What does an unemployed film student staring down the barrel of their last ever semester, with a short film to get off the ground in less than a month do when faced with the prospect of spending money they don’t have to watch at least a film a day for about two weeks?
I can’t speak for the countless other unemployed students in Melbourne, but I do know this: as I stood in line at the Melbourne International Film Festival box office, I felt an overwhelming excitement and anticipation for the two weeks that are laying ahead of me, like a row of Christmas presents each to be unwrapped, a day at a time.
To be honest, despite the ever-growing pile of pre-production work that is accumulating on my desk and on my laptop, this year’s MIFF certainly comes at an ideal time. There’s something about pondering what might lie in store for a cinephile like myself that makes a cinephile like myself forget about said university woes and instead remember why it is I love film in the first place. It may be a slightly romanticised notion of film that I may be putting to you, but I don’t think that as many people would flock to the various venues around Melbourne if there were not some truth to it.
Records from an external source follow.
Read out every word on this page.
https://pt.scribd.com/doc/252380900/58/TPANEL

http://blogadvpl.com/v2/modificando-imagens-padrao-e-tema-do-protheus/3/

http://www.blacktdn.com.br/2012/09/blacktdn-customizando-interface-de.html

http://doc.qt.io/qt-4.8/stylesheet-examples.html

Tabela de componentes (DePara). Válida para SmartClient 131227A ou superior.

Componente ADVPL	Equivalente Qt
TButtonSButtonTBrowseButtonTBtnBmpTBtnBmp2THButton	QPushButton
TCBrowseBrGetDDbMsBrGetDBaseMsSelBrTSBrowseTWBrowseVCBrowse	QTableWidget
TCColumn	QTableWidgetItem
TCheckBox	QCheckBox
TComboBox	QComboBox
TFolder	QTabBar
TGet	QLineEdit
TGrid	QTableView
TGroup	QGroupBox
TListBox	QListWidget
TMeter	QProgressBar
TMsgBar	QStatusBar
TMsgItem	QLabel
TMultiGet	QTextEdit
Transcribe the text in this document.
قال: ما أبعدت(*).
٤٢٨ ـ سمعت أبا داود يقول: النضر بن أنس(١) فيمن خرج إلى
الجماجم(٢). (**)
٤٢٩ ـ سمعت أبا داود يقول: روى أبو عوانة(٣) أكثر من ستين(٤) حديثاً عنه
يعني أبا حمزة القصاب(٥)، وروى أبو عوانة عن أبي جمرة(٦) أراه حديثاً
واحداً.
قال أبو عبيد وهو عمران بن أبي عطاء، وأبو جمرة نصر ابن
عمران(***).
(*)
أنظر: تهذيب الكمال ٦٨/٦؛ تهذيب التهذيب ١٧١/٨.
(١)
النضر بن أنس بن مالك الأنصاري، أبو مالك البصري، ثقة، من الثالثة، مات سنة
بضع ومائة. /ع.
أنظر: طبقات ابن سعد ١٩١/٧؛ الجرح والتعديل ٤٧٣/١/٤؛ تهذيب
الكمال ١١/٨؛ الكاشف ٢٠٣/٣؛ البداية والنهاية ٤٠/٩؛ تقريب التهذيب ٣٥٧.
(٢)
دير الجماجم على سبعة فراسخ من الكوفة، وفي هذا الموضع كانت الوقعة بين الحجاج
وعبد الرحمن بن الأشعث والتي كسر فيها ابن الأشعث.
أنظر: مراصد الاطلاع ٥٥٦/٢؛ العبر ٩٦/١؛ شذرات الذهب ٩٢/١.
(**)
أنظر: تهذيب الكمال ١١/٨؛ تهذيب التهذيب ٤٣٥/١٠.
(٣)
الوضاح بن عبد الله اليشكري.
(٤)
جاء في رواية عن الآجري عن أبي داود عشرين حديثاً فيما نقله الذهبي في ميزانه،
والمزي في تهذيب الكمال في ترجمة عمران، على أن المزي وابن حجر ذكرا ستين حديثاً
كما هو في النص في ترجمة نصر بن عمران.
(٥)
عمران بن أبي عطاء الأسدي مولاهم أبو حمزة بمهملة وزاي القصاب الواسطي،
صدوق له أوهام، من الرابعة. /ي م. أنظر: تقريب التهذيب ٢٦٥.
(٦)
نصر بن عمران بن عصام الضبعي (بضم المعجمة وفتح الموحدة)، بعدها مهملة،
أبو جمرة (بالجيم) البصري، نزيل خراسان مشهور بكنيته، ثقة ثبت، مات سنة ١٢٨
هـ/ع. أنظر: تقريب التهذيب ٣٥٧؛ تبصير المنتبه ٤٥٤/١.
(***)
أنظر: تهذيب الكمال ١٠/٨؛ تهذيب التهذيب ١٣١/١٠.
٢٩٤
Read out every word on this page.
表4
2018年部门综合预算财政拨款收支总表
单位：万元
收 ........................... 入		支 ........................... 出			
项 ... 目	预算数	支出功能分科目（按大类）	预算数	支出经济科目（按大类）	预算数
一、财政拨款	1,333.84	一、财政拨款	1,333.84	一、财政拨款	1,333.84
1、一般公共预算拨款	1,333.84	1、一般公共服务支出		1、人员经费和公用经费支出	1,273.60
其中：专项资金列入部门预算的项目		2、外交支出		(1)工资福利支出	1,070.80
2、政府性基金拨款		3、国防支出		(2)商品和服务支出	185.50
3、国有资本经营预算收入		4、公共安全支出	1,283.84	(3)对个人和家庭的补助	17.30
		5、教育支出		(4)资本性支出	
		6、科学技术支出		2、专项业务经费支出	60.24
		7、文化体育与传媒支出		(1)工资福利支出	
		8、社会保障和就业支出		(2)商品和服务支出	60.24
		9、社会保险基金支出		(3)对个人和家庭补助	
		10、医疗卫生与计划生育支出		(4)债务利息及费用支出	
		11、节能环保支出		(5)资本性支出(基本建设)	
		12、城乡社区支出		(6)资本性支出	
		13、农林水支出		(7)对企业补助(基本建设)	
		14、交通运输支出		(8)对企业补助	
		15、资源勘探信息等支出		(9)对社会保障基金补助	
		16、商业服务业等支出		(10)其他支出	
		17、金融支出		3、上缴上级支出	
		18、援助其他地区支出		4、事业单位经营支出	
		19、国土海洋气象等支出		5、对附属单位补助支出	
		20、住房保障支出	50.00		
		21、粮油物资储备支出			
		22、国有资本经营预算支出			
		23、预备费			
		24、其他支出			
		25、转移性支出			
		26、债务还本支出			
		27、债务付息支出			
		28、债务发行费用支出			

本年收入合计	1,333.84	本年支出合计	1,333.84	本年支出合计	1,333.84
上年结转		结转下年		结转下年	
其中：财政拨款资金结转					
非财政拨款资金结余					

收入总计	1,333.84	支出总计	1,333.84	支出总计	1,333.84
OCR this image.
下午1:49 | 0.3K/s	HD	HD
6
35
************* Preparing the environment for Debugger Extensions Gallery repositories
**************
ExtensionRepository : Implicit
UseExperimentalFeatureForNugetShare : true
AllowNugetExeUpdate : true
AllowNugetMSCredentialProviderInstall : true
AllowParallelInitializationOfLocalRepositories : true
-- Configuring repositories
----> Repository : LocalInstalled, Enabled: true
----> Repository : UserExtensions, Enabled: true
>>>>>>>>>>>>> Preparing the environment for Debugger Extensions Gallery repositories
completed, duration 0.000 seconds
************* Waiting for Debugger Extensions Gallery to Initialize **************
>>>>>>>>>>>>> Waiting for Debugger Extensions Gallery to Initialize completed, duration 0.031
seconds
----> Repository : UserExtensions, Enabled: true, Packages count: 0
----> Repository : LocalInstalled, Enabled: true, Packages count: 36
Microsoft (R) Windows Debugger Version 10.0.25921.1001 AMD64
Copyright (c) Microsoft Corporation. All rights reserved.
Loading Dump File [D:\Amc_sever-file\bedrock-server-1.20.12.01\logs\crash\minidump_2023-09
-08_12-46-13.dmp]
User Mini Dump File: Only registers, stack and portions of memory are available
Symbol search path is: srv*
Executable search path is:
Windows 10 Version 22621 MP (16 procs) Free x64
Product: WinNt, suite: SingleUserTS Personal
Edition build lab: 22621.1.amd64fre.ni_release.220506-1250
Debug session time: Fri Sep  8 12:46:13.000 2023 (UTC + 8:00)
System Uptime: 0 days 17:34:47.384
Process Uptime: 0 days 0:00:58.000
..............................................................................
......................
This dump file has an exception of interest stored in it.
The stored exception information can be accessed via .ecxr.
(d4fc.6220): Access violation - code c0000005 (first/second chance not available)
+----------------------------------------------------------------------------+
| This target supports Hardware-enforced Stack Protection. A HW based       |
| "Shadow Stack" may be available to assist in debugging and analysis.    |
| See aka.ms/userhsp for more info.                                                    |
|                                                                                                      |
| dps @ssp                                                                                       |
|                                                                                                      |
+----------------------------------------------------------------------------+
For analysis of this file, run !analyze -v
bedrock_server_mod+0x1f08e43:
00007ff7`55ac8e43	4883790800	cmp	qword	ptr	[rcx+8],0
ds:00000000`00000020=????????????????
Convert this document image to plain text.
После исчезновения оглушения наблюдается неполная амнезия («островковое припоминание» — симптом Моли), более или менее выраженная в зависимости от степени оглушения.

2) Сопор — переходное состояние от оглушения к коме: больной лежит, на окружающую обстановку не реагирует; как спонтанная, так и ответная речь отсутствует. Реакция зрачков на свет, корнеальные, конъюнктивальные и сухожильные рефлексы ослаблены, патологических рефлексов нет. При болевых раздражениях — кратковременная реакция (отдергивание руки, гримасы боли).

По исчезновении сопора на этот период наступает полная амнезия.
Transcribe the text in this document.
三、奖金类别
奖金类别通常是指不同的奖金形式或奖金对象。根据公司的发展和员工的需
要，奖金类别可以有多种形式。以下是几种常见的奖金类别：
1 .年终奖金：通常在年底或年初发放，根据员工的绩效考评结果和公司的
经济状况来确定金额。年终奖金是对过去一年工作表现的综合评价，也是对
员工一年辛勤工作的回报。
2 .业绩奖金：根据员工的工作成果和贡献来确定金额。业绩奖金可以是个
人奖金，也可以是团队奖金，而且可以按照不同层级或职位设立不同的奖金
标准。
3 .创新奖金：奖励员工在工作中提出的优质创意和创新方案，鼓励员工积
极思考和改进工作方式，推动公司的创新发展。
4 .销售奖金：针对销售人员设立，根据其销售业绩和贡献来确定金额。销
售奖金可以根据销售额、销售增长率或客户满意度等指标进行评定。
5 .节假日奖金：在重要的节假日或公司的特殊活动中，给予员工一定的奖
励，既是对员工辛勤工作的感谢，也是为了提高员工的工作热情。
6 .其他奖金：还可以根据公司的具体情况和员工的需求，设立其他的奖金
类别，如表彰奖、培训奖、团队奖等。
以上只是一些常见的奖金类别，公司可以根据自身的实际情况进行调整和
That is, that film as an art form (if I am to be so bold) has the power to transport the viewer to new and wonderous or gruesome places, places only imaginable in our worst nightmares, craziest dreams…or providing insights to those universal of human desires and experiences. Or, to just show us a good time. Whatever works.
At any rate, I’ve bought myself a mini-pass (plus a few extra tickets). That’s around $150 of money I plan on spending to its fullest potential, and expect a play-by-play commentary on the comings and goings of the festival. Or rather, the parts of it I see and hear and explore in between tearing myself back to Real Life.
I’ll be revelling in the Anna Karina retrospective, taking in Alphaville (1965), Une Femme Est Une Femme (1961) and Pierrot Le Fou (1965). How can one turn down that much Godard? I think there’s a lot to be said for the skill/genius/pretensious-factor of a filmmaker whose work I will still sprint to watch even after writing a 2500 word esssay on him mere weeks ago. That being said, I won’t lie… if there were ever a woman I would turn for, it would be a 1960s Anna Karina. My oh my, is she something.
Then, I’ll be hitting up the apparently Dr Strangelove-meets-The-Office-esque In the Loop, the Cannes Jury Prize winning Fish Tank and an intriguing Chilean film called The Maid. I’ll be embarking on an epic Steven Soderbergh journey, with The Girlfriend Experience, and his two part biopic of Che Guevara. I’ll be watching a Malaysian satirical musical, a collection of short films (call it inspiration for my semester ahead), a Russian film about cosmonauts that will apparently make me think of Tarkovsky (this I’m looking forward to) and I’ll be watching an American buddy film about porn.
What else? At least nine more films…you’ll just have to wait and see what lies in store!
MIFF is being held around Melbourne, Victoria from July 24 – August 9, 2009.